A couple of weeks ago I interviewed Robert Falls and Seth Bockley, the co-directors and adaptors that turned Roberto Bolaño’s 900 page novel into a play for the Goodman Theater. We spoke about the atmosphere of Bolaño’s novel, how to capture that on stage, and what that illusive title might mean.
Monika Zaleska: 2666 starts with a Charles Baudelaire quote, “An oasis of horror in a desert of boredom.” I was wondering how you tried to capture that atmosphere—the feel of Bolaño’s universe—in this production.

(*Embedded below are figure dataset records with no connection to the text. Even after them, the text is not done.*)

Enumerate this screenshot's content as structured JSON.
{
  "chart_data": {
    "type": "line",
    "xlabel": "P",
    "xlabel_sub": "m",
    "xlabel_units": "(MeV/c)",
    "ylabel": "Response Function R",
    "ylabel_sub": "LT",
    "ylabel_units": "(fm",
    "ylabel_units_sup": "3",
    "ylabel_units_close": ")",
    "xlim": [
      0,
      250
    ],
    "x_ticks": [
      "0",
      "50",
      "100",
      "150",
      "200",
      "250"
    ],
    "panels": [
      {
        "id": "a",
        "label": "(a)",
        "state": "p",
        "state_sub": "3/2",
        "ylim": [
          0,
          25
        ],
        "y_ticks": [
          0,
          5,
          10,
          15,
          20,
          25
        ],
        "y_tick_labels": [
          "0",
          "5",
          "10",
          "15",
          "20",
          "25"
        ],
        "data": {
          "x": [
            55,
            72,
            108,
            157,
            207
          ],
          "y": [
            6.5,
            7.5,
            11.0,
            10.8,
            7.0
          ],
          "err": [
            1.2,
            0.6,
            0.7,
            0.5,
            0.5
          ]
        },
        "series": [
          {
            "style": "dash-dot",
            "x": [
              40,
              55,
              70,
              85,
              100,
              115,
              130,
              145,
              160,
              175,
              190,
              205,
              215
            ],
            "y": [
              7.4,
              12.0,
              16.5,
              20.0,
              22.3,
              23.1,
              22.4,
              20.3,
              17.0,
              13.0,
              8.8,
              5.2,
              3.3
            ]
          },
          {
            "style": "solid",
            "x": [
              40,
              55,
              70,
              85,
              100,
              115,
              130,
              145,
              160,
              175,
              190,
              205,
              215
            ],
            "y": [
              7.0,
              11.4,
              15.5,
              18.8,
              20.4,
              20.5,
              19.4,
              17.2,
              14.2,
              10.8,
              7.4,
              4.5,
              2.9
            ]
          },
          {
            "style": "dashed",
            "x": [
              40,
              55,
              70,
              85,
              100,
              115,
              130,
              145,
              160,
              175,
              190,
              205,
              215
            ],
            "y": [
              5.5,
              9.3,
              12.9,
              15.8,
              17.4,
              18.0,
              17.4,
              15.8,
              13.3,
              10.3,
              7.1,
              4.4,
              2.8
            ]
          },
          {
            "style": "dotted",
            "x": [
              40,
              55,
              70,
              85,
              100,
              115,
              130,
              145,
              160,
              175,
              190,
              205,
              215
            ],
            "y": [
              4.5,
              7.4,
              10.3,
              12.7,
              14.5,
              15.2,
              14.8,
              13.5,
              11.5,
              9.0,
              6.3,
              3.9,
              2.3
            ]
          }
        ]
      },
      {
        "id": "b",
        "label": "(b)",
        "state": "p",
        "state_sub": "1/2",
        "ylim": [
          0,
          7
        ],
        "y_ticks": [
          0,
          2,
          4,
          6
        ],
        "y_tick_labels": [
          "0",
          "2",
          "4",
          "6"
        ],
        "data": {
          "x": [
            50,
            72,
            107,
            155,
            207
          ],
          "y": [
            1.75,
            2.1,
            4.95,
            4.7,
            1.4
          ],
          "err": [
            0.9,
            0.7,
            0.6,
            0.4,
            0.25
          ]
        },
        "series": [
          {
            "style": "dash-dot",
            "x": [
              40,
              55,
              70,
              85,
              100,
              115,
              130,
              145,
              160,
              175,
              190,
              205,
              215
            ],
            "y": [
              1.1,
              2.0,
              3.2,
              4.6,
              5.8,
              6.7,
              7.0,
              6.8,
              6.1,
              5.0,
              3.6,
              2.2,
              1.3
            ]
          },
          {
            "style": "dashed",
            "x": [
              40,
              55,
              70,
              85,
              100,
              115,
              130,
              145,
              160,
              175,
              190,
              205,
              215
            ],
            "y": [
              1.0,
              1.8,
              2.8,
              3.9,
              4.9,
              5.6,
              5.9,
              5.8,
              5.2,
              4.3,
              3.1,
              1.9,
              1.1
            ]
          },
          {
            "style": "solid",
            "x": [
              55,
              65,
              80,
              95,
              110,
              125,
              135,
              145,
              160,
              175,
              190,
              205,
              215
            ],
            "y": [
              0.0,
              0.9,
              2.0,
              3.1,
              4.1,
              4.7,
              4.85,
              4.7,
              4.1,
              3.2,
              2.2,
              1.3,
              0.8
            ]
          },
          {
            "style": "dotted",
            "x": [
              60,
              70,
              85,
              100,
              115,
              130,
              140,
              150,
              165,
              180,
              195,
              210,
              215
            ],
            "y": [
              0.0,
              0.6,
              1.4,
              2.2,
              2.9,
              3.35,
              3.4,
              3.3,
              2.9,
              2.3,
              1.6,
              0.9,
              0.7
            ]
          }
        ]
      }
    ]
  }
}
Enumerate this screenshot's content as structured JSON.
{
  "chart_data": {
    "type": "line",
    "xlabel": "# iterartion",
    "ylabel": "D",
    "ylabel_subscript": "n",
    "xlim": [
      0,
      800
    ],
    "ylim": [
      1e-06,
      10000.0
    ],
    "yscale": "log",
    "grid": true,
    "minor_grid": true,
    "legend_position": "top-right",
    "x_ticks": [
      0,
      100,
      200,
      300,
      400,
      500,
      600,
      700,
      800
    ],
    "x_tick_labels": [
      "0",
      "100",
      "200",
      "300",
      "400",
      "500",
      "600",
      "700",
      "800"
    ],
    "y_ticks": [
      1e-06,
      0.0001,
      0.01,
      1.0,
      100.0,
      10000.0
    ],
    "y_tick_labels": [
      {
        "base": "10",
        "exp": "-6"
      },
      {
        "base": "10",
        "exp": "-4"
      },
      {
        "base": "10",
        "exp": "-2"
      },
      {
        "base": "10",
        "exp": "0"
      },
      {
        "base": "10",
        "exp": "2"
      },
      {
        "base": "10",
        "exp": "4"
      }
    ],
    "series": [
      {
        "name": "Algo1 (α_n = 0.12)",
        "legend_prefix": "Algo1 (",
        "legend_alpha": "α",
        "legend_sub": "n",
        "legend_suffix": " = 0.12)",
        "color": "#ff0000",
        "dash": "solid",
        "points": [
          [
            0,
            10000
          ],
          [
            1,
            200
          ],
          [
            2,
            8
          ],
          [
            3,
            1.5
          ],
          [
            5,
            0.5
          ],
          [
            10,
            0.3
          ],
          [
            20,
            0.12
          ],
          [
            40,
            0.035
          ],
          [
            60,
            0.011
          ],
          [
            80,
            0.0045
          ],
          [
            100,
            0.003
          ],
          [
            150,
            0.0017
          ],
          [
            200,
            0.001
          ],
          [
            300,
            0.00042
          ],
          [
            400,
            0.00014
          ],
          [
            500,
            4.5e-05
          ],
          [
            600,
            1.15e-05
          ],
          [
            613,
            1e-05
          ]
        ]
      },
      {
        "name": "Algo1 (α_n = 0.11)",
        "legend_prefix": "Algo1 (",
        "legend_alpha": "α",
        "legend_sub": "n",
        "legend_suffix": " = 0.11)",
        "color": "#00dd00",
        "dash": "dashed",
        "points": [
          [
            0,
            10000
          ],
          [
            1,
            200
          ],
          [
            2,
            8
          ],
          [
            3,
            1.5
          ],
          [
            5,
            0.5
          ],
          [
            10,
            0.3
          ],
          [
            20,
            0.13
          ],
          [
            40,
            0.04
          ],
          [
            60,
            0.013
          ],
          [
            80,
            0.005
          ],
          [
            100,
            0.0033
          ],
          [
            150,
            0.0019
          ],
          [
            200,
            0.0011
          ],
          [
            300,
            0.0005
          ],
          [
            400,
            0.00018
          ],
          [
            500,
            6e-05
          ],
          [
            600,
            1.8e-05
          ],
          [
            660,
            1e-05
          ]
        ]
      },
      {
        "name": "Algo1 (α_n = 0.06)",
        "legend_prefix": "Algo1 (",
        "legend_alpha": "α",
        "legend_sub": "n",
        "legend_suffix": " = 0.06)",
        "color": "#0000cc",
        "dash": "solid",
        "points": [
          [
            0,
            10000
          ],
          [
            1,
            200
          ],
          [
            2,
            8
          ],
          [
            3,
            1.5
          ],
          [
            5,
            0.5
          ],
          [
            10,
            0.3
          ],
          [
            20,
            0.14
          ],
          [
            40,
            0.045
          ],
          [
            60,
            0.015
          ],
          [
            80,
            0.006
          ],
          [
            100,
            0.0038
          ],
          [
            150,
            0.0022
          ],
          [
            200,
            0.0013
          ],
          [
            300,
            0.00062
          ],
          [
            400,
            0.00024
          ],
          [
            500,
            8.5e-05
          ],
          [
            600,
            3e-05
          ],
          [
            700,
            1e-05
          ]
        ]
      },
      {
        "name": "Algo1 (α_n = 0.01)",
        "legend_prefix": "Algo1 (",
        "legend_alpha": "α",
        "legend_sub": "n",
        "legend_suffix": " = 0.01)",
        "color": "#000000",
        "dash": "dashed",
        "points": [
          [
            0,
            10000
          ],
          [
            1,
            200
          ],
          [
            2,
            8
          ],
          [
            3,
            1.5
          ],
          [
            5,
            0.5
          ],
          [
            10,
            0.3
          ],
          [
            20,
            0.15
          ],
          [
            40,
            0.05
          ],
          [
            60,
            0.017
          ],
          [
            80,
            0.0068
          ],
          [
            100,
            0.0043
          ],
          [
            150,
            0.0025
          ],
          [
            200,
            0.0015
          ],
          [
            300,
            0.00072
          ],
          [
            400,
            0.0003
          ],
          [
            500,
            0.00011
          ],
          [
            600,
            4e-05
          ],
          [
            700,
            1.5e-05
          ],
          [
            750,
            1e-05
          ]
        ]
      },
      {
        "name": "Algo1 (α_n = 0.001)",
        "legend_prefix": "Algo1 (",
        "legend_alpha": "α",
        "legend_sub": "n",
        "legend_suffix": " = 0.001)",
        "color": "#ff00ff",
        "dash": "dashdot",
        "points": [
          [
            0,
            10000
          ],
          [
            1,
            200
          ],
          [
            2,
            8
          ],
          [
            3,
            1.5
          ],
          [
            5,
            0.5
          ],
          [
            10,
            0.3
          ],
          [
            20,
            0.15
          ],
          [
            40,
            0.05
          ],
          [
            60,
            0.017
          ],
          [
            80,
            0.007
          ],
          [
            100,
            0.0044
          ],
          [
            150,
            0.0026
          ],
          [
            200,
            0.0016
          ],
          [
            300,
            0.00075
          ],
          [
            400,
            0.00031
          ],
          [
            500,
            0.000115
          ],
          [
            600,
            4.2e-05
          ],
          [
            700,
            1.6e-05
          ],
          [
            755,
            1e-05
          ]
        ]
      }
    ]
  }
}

Seth Bockley: We want to honor Bolaño, to convey the feeling we got when reading the novel. It’s a book that calls to mind the word “uncanny” quite a bit. We’ve talked about David Lynch and the feeling his movies have—the feeling that something just off-screen, or just below the surface is lurking, some kind of threat, and that provides a kind of ominous tension. What is beautiful about that Baudelaire quote, of course, is the contradiction. “An oasis of horror”—how can horror be an oasis? How can we put the worst aspects of humanity, that is to say, a propensity towards evil, the propensity towards mass murder as evidenced in Santa Teresa or in the Holocaust, next to humanity’s greatest accomplishments, or greatest attempts at beauty? Bolaño’s looking at those extreme contradictions and we want to put those juxtapositions into the room, as best we can.